Versicherer, die in ihren Lebensversicherungs-Verträgen unwirksame Klauseln haben, müssen ihre Kunden darüber deutlich informieren. Die Verbraucherzentrale Hamburg setzte nun vor dem Bundesgerichtshof (Az: I ZR 84/15) einen Folgebeseitigungsanspruch gegenüber der Allianz durch. „Mit dem Urteil haben wir erstmals vor dem Bundesgerichtshof den sogenannten Folgenbeseitigungsanspruch bei Versicherungsvorträgen durchgesetzt und damit auch einen Grundstein für andere Branchen gelegt“, heißt es auf der Homepage der Verbraucherschützer. „Versicherungskonzerne haben es nun schwerer, unrechtmäßig Geld von ihren Kunden einzubehalten“, begrüßt Michael Knobloch, Vorstand der Verbraucherzentrale Hamburg, die Entscheidung der Karlsruher Richter.   

Konkret ging es in dem Urteil um Klauseln in Lebensversicherungsverträgen der Allianz, die den Rückkaufswert von Lebensversicherungen betrafen. Kritisiert wurden unter anderem Textpassagen, die besagten, dass „eine vorzeitige Beendigung der Beitragszahlung mit Nachteilen verbunden ist“.  

Dass diese Klauseln ungültig sind, hatte bereits die Vorinstanz, das OLG Stuttgart festgestellt. Vor dem BGH wollten die Verbraucherschützer indes besagten Folgenbeseitigungsanspruch durchsetzen, den das OLG Stuttgart zuvor verweigert hatte.

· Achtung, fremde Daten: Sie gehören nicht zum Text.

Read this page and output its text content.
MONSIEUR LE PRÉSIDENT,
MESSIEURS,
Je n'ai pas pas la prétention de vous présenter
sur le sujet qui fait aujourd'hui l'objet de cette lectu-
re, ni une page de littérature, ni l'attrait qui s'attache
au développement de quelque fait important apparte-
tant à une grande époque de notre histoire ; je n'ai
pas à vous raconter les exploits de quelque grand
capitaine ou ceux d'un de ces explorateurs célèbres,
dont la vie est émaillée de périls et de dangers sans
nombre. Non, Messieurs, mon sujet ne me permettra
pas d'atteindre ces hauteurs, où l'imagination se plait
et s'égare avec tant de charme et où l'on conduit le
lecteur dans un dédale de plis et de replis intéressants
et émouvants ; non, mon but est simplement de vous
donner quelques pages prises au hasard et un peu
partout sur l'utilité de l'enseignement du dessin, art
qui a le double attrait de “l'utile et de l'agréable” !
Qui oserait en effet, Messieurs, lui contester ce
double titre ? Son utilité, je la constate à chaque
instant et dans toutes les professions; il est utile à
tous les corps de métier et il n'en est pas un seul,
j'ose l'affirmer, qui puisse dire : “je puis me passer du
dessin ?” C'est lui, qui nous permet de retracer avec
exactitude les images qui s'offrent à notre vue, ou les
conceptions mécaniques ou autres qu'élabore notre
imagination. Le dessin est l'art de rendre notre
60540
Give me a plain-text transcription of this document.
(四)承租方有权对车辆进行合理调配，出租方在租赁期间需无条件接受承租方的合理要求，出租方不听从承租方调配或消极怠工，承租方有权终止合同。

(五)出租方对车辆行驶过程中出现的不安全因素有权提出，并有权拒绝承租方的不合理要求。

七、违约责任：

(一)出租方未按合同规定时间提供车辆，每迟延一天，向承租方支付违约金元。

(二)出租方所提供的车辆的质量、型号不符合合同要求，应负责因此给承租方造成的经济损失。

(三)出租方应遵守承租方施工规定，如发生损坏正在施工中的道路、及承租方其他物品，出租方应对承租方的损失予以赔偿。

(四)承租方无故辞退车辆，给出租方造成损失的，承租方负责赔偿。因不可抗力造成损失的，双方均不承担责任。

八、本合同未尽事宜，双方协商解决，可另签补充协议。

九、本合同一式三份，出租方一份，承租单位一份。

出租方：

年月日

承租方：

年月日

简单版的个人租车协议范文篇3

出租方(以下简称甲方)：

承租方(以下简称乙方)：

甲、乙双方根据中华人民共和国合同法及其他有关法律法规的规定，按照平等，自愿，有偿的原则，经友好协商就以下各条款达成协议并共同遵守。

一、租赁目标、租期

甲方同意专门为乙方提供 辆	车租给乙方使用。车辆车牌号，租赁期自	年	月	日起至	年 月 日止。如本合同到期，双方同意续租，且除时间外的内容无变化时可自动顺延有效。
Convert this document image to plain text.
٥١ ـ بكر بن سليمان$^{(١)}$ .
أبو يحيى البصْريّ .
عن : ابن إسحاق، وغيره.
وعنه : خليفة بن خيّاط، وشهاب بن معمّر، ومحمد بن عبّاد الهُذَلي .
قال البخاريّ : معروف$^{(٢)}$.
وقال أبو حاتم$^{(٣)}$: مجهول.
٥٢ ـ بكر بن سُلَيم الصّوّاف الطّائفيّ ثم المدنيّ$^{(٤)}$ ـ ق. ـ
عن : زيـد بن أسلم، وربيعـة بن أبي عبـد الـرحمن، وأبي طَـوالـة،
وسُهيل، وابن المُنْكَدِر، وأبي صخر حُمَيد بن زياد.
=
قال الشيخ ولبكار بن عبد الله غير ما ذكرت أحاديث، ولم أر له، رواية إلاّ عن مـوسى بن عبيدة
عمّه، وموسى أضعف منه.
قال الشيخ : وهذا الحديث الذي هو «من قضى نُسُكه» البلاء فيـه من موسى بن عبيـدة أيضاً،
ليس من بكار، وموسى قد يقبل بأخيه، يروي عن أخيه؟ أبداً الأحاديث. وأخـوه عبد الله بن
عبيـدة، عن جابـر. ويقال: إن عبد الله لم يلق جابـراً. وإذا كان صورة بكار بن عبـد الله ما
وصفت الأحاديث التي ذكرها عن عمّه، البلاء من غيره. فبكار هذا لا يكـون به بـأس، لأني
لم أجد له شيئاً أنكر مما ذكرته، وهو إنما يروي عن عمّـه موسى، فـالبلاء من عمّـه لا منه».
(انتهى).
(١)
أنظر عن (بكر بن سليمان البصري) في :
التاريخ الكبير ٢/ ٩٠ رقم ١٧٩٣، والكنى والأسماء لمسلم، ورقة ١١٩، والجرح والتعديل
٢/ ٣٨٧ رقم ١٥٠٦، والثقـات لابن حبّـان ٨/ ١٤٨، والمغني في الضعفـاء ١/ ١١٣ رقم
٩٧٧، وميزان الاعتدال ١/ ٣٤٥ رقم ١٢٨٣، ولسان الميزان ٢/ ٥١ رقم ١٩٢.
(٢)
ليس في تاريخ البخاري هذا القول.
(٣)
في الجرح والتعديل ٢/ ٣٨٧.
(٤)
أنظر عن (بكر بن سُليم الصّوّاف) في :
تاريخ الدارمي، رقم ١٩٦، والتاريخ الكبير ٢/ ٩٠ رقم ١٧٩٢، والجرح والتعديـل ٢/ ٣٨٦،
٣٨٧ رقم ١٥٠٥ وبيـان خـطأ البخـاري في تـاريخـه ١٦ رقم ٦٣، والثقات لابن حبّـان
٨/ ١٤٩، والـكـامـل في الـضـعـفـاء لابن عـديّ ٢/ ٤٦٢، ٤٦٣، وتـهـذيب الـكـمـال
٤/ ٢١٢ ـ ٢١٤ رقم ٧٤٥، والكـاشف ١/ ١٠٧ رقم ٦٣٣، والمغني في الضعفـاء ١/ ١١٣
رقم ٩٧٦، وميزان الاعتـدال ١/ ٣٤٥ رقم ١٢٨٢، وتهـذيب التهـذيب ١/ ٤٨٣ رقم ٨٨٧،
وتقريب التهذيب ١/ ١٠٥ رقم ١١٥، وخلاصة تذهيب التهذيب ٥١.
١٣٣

Mit Erfolg.

Dabei hat das Urteil offenbar nicht nur Auswirkungen auf den Versicherungsbereich. So hat der BGH in seinem Urteil klargestellt, dass Verbraucherschutzverbänden hinsichtlich aller verbraucherschützenden Vorschriften gleichermaßen ein Folgenbeseitigungsanspruch zustehen kann und sie entsprechende Informations- und Aufklärungsschreiben von Unternehmen einfordern dürfen. „Die im Urteil getroffenen Wertungen gelten demnach nicht nur für die Versicherungsbranche, sondern auch für andere Konsummärkte“, schlussfolgert Knobloch.  

Ob die Allianz bei der Informierung ihrer Kunden noch einmal nachbessern muss, entscheidet nun das OLG Stuttgart, an das der BGH den Fall zurücküberwies.